第2章 百日(ももか)の祝い
翌日、結華の『百日(ももか)祝いの日』
「うわぁ〜、豪華な御膳だね、政宗っ!」
政宗が結華のために用意してくれた祝膳は、尾頭付きの鯛と、赤飯、蛤の吸い物、煮物、香の物と揃った、豪勢なものだった。
「おう、結華の食い初めの膳だからなぁ、気合いも入るぜ。まぁ、まだ食えねえのが残念だけどな」
「歯固めの石も、神社で綺麗なの頂いてきたぞ」
「ありがとう、秀吉さん」
「朱里、身体の方は大丈夫?あんた、結華の夜泣きであんまり眠れてないでしょ?祝いの席だからって、張り切りすぎて無理しないでよ」
「ふふ…家康、ありがと。夜は、信長様も結華を見てくれるから、程々に休めてるよ」
「あの人が赤子の世話してる姿…ほんと想像できない」
「御館様は、赤子でも何でも泣き止ますのが上手そうだな…啼かすのも、だが…」
「光秀さん…その含みのある言い方、やめて下さいよ」
「御館様は、何をなさっても完璧でいらっしゃいますから!」
「……はぁ…三成は黙ってて」
いつもどおりの、皆のワイワイガヤガヤ、和気藹々とした会話が楽しくて…結華を抱いて皆に囲まれながら、私はじんわりと心の内が暖かくなっていく感覚を噛み締めていた。
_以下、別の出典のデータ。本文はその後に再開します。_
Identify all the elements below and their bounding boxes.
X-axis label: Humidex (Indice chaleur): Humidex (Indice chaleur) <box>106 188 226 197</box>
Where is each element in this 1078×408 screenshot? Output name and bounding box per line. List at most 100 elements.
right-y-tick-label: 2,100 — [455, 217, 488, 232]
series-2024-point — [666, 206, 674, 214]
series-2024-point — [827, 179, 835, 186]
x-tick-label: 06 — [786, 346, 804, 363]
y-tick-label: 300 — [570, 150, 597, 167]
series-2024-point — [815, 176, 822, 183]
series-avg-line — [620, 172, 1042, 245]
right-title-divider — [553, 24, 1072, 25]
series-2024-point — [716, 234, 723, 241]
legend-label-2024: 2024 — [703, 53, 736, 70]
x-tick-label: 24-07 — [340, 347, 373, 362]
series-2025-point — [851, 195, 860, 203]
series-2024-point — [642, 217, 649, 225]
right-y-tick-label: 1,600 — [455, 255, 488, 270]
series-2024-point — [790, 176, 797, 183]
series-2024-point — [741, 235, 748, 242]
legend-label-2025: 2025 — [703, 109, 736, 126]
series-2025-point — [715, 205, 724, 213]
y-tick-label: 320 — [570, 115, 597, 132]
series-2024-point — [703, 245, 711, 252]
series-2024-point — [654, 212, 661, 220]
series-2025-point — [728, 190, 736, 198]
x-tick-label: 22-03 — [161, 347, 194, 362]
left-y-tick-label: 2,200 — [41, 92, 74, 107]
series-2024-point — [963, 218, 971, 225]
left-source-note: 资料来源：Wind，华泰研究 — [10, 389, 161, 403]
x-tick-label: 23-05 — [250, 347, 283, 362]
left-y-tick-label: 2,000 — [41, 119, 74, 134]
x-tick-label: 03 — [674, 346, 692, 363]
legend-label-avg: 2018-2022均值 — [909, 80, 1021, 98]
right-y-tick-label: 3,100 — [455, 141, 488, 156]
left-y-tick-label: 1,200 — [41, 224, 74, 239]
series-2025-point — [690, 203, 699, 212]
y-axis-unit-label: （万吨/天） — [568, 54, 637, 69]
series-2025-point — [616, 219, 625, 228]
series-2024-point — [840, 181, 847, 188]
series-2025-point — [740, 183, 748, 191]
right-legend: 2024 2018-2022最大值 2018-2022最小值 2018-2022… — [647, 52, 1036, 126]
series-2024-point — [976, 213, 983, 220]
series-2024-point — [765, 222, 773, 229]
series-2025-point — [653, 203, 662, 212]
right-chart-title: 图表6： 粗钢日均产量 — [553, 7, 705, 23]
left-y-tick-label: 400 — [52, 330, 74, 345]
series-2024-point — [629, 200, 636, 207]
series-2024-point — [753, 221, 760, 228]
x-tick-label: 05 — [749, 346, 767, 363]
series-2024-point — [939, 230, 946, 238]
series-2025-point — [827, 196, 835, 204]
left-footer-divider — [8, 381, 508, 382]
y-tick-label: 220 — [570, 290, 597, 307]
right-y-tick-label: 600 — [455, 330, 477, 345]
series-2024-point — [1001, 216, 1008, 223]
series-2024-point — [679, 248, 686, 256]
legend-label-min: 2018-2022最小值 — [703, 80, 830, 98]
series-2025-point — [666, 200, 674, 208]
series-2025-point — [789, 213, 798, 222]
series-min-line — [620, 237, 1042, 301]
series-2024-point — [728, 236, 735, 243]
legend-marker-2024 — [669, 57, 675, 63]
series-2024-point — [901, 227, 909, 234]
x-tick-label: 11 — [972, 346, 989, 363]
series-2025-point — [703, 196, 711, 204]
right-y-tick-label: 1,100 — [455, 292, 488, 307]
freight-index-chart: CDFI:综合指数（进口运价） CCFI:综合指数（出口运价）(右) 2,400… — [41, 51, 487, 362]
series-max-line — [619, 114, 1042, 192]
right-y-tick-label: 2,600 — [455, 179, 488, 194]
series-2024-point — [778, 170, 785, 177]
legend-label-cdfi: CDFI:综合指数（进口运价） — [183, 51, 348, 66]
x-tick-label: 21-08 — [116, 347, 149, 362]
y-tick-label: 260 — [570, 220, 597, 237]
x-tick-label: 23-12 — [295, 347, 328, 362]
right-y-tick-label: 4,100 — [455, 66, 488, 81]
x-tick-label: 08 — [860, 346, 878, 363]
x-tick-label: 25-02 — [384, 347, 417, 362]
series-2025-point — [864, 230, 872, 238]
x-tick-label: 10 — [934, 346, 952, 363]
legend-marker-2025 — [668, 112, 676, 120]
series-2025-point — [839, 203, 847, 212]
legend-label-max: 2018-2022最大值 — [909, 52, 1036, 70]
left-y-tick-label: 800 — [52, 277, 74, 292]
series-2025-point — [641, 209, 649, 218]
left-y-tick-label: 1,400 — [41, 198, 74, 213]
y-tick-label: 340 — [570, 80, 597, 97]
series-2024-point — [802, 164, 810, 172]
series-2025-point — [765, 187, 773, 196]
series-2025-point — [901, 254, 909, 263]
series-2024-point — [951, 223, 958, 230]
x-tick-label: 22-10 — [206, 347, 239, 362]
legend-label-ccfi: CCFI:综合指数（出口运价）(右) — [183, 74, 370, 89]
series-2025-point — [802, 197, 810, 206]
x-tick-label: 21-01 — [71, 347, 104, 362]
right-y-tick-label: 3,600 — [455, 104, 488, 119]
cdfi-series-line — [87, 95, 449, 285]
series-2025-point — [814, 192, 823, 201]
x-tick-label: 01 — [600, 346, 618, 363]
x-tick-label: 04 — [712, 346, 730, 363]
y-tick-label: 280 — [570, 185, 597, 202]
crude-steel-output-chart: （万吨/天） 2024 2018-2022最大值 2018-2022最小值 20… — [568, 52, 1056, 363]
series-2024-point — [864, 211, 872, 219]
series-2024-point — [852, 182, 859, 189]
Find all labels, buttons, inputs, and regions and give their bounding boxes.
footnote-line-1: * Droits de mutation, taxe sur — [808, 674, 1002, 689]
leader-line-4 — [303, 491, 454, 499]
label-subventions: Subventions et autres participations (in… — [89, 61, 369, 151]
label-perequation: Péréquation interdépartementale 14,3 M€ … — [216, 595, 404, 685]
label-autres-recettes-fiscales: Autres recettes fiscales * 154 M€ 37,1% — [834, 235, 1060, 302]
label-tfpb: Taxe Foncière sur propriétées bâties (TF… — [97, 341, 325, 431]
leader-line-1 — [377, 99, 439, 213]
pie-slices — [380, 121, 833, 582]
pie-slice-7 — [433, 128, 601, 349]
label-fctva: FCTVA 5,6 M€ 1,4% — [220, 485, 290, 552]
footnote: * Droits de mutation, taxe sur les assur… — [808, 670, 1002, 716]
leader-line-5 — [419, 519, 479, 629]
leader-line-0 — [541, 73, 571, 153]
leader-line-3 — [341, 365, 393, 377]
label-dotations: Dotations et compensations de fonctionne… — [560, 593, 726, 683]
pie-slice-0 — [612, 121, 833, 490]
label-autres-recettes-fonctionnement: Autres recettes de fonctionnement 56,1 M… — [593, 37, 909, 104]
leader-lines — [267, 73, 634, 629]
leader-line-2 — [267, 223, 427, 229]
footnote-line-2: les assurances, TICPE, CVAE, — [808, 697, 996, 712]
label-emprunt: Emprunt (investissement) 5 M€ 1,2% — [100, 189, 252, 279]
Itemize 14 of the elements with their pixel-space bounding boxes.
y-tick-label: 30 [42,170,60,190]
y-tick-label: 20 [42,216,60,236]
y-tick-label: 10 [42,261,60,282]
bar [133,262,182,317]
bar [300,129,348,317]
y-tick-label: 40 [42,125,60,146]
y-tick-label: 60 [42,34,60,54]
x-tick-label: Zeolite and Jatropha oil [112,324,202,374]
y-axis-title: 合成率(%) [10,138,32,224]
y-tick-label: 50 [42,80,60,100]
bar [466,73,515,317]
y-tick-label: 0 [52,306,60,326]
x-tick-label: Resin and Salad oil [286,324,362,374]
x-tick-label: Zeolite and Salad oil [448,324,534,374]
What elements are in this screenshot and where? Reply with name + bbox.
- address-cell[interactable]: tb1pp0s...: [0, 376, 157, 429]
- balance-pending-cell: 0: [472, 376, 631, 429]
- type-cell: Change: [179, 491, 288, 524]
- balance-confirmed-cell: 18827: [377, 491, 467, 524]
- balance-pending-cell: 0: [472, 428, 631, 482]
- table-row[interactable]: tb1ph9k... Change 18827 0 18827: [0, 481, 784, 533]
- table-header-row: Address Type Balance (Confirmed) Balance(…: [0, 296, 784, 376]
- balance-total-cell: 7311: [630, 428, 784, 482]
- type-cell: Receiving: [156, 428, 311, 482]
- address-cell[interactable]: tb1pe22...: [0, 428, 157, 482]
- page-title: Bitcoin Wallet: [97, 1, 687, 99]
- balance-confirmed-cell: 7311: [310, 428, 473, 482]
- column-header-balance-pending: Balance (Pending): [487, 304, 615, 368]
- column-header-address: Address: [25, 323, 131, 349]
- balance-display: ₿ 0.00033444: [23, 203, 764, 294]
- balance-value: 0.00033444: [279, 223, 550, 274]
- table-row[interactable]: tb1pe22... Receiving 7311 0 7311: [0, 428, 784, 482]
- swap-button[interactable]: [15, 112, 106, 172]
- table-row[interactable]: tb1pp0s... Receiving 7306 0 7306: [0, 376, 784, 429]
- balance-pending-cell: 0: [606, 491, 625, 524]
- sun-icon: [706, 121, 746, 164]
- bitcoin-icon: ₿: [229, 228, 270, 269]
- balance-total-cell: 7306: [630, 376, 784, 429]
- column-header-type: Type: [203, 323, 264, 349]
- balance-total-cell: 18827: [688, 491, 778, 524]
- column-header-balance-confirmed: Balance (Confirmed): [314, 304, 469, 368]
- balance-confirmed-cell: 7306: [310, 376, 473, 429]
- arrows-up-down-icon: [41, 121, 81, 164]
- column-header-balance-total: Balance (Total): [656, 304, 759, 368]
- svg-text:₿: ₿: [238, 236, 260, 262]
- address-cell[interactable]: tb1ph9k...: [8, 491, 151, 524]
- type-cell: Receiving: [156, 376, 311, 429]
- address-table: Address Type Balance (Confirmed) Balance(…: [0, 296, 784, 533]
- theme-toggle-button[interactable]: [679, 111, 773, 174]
結華も朝から機嫌が良く、今も、周りを囲む武将達の声にキョロキョロと反応しながら、興味津々で見えるものに手を伸ばしたりしている。
「結華様〜、ニコニコご機嫌ですね〜……うぉっ、手を握って下さったぞっ!……もう一生、この手は洗わん……」
「秀吉、お前…」
「秀吉さん、あんた…」
「ひ、秀吉さん、落ち着いて……」
「…貴様ら、うるさいぞ」
いつの間にか広間に入ってこられていた信長様は、苦笑いを浮かべながら上座の席に着かれる。義母上様もご一緒だ。
私も慌てて結華を抱いて信長様の隣に座ると、義母上様は結華の様子を見て幸せそうに微笑まれた。
「御館様、本日の結華様の食い初めの儀、誠におめでとうございますっ!益々お健やかにお育ちになりますこと、家臣一同お祈り申し上げます!」
秀吉さんが高らかに祝いの言葉を述べてくれて、祝宴の開始が告げられる。